Bilionário e filantropo falou sobre vacina contra o coronavírus, teorias da conspiração e cloroquina em entrevista para a 'Bloomberg'

Por Da Redação - Atualizado em 13 ago 2020, 12h58 - Publicado em 13 ago 2020, 11h56

O bilionário e cofundador da Microsoft Bill Gates teve seu nome ligado à pandemia de coronavírus por motivos bons e ruins. Por um lado, a Fundação Bill & Melinda Gates investiu mais de 350 milhões de dólares para combater a doença, incluindo apoio ao desenvolvimento de vacinas da AstraZeneca, Johnson & Johnson e Novavax. Por outro, o filantropo foi alvo de teorias da conspiração por negacionistas, que defendem a tese esdrúxula de que Gates teria disseminado a Covid-19 para ganhar dinheiro.

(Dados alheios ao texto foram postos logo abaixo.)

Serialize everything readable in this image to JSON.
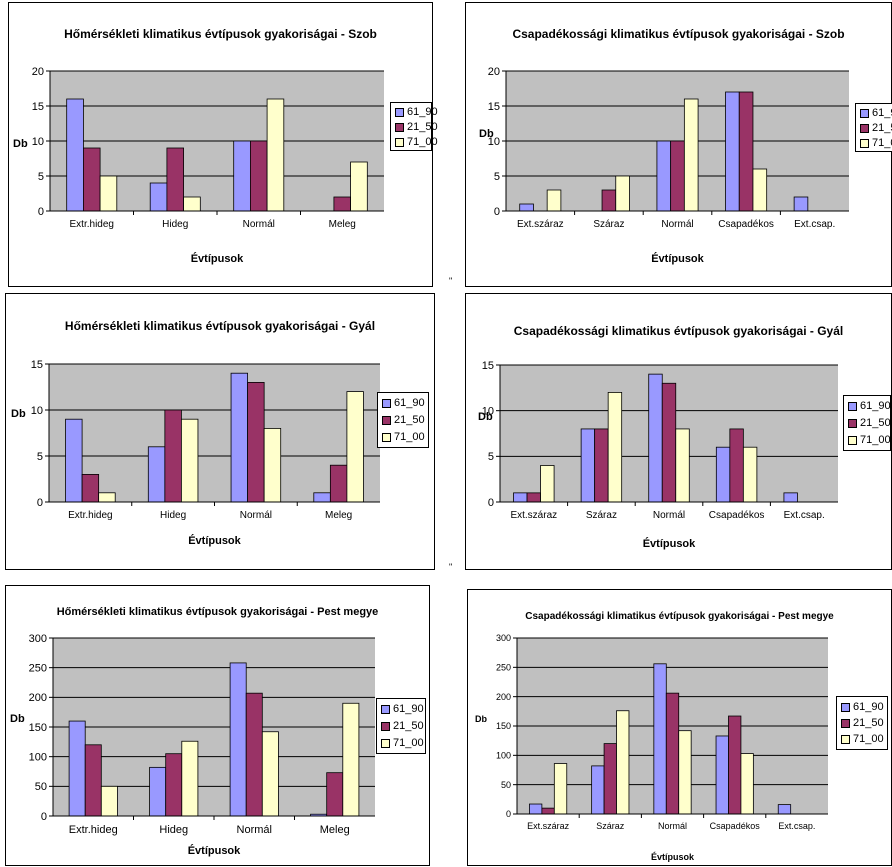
{
  "legend_colors": [
    "#9999ff",
    "#993366",
    "#ffffcc"
  ],
  "plot_bg": "#c0c0c0",
  "marks": [
    "\"",
    "\""
  ],
  "chart_data": [
    {
      "type": "bar",
      "title": "Hőmérsékleti klimatikus évtípusok gyakoriságai - Szob",
      "xlabel": "Évtípusok",
      "ylabel": "Db",
      "categories": [
        "Extr.hideg",
        "Hideg",
        "Normál",
        "Meleg"
      ],
      "ylim": [
        0,
        20
      ],
      "yticks": [
        0,
        5,
        10,
        15,
        20
      ],
      "series": [
        {
          "name": "61_90",
          "values": [
            16,
            4,
            10,
            0
          ]
        },
        {
          "name": "21_50",
          "values": [
            9,
            9,
            10,
            2
          ]
        },
        {
          "name": "71_00",
          "values": [
            5,
            2,
            16,
            7
          ]
        }
      ]
    },
    {
      "type": "bar",
      "title": "Csapadékossági klimatikus évtípusok gyakoriságai - Szob",
      "xlabel": "Évtípusok",
      "ylabel": "Db",
      "categories": [
        "Ext.száraz",
        "Száraz",
        "Normál",
        "Csapadékos",
        "Ext.csap."
      ],
      "ylim": [
        0,
        20
      ],
      "yticks": [
        0,
        5,
        10,
        15,
        20
      ],
      "series": [
        {
          "name": "61_90",
          "values": [
            1,
            0,
            10,
            17,
            2
          ]
        },
        {
          "name": "21_50",
          "values": [
            0,
            3,
            10,
            17,
            0
          ]
        },
        {
          "name": "71_00",
          "values": [
            3,
            5,
            16,
            6,
            0
          ]
        }
      ]
    },
    {
      "type": "bar",
      "title": "Hőmérsékleti klimatikus évtípusok gyakoriságai - Gyál",
      "xlabel": "Évtípusok",
      "ylabel": "Db",
      "categories": [
        "Extr.hideg",
        "Hideg",
        "Normál",
        "Meleg"
      ],
      "ylim": [
        0,
        15
      ],
      "yticks": [
        0,
        5,
        10,
        15
      ],
      "series": [
        {
          "name": "61_90",
          "values": [
            9,
            6,
            14,
            1
          ]
        },
        {
          "name": "21_50",
          "values": [
            3,
            10,
            13,
            4
          ]
        },
        {
          "name": "71_00",
          "values": [
            1,
            9,
            8,
            12
          ]
        }
      ]
    },
    {
      "type": "bar",
      "title": "Csapadékossági klimatikus évtípusok gyakoriságai - Gyál",
      "xlabel": "Évtípusok",
      "ylabel": "Db",
      "categories": [
        "Ext.száraz",
        "Száraz",
        "Normál",
        "Csapadékos",
        "Ext.csap."
      ],
      "ylim": [
        0,
        15
      ],
      "yticks": [
        0,
        5,
        10,
        15
      ],
      "series": [
        {
          "name": "61_90",
          "values": [
            1,
            8,
            14,
            6,
            1
          ]
        },
        {
          "name": "21_50",
          "values": [
            1,
            8,
            13,
            8,
            0
          ]
        },
        {
          "name": "71_00",
          "values": [
            4,
            12,
            8,
            6,
            0
          ]
        }
      ]
    },
    {
      "type": "bar",
      "title": "Hőmérsékleti klimatikus évtípusok gyakoriságai - Pest megye",
      "xlabel": "Évtípusok",
      "ylabel": "Db",
      "categories": [
        "Extr.hideg",
        "Hideg",
        "Normál",
        "Meleg"
      ],
      "ylim": [
        0,
        300
      ],
      "yticks": [
        0,
        50,
        100,
        150,
        200,
        250,
        300
      ],
      "series": [
        {
          "name": "61_90",
          "values": [
            160,
            82,
            258,
            3
          ]
        },
        {
          "name": "21_50",
          "values": [
            120,
            105,
            207,
            73
          ]
        },
        {
          "name": "71_00",
          "values": [
            50,
            126,
            142,
            190
          ]
        }
      ]
    },
    {
      "type": "bar",
      "title": "Csapadékossági klimatikus évtípusok gyakoriságai -  Pest megye",
      "xlabel": "Évtípusok",
      "ylabel": "Db",
      "categories": [
        "Ext.száraz",
        "Száraz",
        "Normál",
        "Csapadékos",
        "Ext.csap."
      ],
      "ylim": [
        0,
        300
      ],
      "yticks": [
        0,
        50,
        100,
        150,
        200,
        250,
        300
      ],
      "series": [
        {
          "name": "61_90",
          "values": [
            17,
            82,
            256,
            133,
            16
          ]
        },
        {
          "name": "21_50",
          "values": [
            10,
            120,
            206,
            167,
            0
          ]
        },
        {
          "name": "71_00",
          "values": [
            86,
            176,
            142,
            103,
            0
          ]
        }
      ]
    }
  ]
}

Em entrevista à Bloomberg, Gates falou sobre as previsões para o desenvolvimento da vacina, as dificuldades com os que o colocam como culpado pela pandemia e a esperança de superar a pandemia. Confira, a seguir, os principais trechos da entrevista:

Vacina
A vacina inicial não será ideal em termos de eficácia contra doenças e transmissão. Pode não ter uma longa duração e será usada, principalmente, nos países ricos como medida provisória. Teríamos a sorte de ter uma opção antes do final do ano. Em 2021, outras vacinas provavelmente serão aprovadas. Com tantas empresas trabalhando nisso, podemos nos dar ao luxo de ter alguns fracassos e ainda construir algo de baixo custo e longa duração.

Negacionistas
As duas vezes que estive na Casa Branca [desde 2016], disseram-me que eu deveria ouvir negacionistas, como Robert Kennedy Jr. (filho de Bob Kennedy e ativista ligado ao movimento antivacina). Então, sim, é irônico que as pessoas estejam questionando vacinas e, na verdade, temos que dizer: ‘Oh, meu Deus, de que outra forma você pode sair de uma pandemia trágica?’

Teorias conspiratórias
É estranho. Eles pegam o fato de que estou envolvido com vacinas e simplesmente revertem isso. Em vez de dar dinheiro para salvar vidas, estou ganhando dinheiro para me livrar de vidas. Se isso impede as pessoas de tomar uma vacina ou de olhar os dados mais recentes sobre o uso de máscaras, então é um grande problema.

Cloroquina
Esta é a era da ciência, mas às vezes não parece assim. No tubo de ensaio, a hidroxicloroquina parecia boa. Por outro lado, há muitos medicamentos terapêuticos bons chegando, que comprovadamente funcionam sem os efeitos colaterais graves.

Fim da pandemia
As inovações terapêuticas começarão a reduzir o índice de mortalidade, mas o verdadeiro fim virá com a disseminação de infecções naturais e a vacina que nos dará imunidade coletiva. Para os países ricos, isso acontecerá no próximo ano, de preferência no primeiro semestre. Sairemos disso até o final de 2021. Temos sorte que esta não é uma doença mais fatal.